Predict_Multiple Method that can be used in a batch usecase

In [11]:
##This method can take multiple tweets and create output
def predict_multiple(model,vocab, df_tweet):
    # utility for assessing accuracy
    tensor_data = prepare_data(vocab, df_tweet)
    batch_size = tensor_data.size(0)   # can improve logic to do batch_size using all length
    text_loader = DataLoader(tensor_data, shuffle=True, batch_size=batch_size,
                         drop_last=True) 
    for i,inputs in enumerate(text_loader):
        print(i, type(inputs), len(text_loader))
    print('batchsize', batch_size)
    model.eval()
    h = model.init_hidden(batch_size)
    
    print('Start Predicting')
    for i,inputs in enumerate(text_loader):
        h = tuple([each.data for each in h])
        inputs = inputs.to(device)
        output, h = model(inputs, h)
        # takes output, rounds to 0/1
        pred = torch.round(output.squeeze())
        print(pred)

Generate sample data for testing on multiple tweets

In [12]:
idx = np.random.randint(len(df_tweet))

sample_tweet = df_tweet.iloc[idx:idx+5]['text']
sample_tweet
#predict_multiple(model,vocab, sample_tweet)
#prepare_data(df_tweet.iloc[5:10])

26285    @aaronmartirano  so easy to appreciate people ...
29532    Interested in having me write about fashion/sh...
32041                        @unkleEL thanks 4 the follow 
16605    @kattysukamto kesel gw... Konflik ktr is sucks...
22020    Not feeling great today....as it should have b...
Name: text, dtype: object

#Do prediction on multiple tweets

In [13]:
predict_multiple(model, vocab, sample_tweet)

padded text (5, 300)
0 <class 'torch.Tensor'> 1
batchsize 5
Start Predicting
tensor([0., 0., 0., 0., 0.], device='cuda:0', grad_fn=<RoundBackward>)

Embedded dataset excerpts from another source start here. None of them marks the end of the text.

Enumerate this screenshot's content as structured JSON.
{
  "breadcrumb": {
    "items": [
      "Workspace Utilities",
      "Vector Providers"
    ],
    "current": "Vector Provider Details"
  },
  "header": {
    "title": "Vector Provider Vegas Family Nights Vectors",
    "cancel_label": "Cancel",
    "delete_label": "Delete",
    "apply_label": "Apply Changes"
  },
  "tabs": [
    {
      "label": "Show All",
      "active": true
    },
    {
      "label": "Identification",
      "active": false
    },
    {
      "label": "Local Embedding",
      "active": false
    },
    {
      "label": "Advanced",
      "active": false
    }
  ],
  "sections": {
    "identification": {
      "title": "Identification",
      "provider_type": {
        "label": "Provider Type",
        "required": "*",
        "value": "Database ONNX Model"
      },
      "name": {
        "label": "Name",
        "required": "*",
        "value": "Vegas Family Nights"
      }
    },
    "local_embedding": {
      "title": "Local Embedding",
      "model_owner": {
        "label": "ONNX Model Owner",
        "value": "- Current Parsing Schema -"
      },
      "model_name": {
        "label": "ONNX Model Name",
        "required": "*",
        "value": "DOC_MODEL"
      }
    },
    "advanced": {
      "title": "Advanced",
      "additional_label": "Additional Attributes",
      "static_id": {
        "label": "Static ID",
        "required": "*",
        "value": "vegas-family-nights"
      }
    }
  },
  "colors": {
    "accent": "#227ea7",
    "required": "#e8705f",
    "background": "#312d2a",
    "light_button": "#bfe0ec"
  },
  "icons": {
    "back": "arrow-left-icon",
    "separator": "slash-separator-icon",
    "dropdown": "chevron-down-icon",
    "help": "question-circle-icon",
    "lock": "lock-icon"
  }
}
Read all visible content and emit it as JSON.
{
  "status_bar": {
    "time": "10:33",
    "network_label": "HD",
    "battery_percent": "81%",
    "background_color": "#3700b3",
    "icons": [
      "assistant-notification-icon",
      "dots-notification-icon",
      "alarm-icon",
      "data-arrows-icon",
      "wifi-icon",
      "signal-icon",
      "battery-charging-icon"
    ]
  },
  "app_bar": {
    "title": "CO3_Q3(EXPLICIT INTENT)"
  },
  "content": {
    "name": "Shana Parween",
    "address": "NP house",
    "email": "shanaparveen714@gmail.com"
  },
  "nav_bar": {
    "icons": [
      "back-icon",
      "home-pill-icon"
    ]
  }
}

Method for predicting on a single tweet to be used from a web api

In [14]:
def predict(model,vocab, text, seqlen=300):
  parsed_text = tokenize(str(text),nostopwds=False)
 
  ##create word index
  w_idx = []
  for w in parsed_text:
    if w in vocab:
      w_idx.append(vocab[w])
    else:
      # unknown token = 1
      w_idx.append(1)
       
  #print(parsed_text,'\n',w_idx)
  padded_text = np.zeros((1,seqlen),dtype=int)
  padded_text[0,-len(w_idx):] = np.array(w_idx)[:seqlen]
  #padded_text = pad_sequence(w_idx)
  #print('padded_text', padded_text.shape)
  tensor_data = torch.from_numpy(padded_text)
  batch_size = tensor_data.size(0)
  print('batchsize',batch_size)

  model.eval()
  h = model.init_hidden(batch_size)
  tensor_data = tensor_data.to(device)
  output, h = model(tensor_data, h)
  # takes output, rounds to 0/1
  pred = torch.round(output.squeeze())
  if (pred.item() == 0):
     print('prediction negative sentiment')
  else:
    print('prediction positive sentiment')

#Do prediction on 1 tweet

In [15]:

##Generate test data using existing tweets
idx = np.random.randint(len(df_tweet))
test_tweet = df_tweet.iloc[idx]['text']
print(test_tweet,df_tweet.iloc[idx]['Target'] )
predict(model,vocab, test_tweet)

Damn Friday Mondays  0
batchsize 1
prediction negative sentiment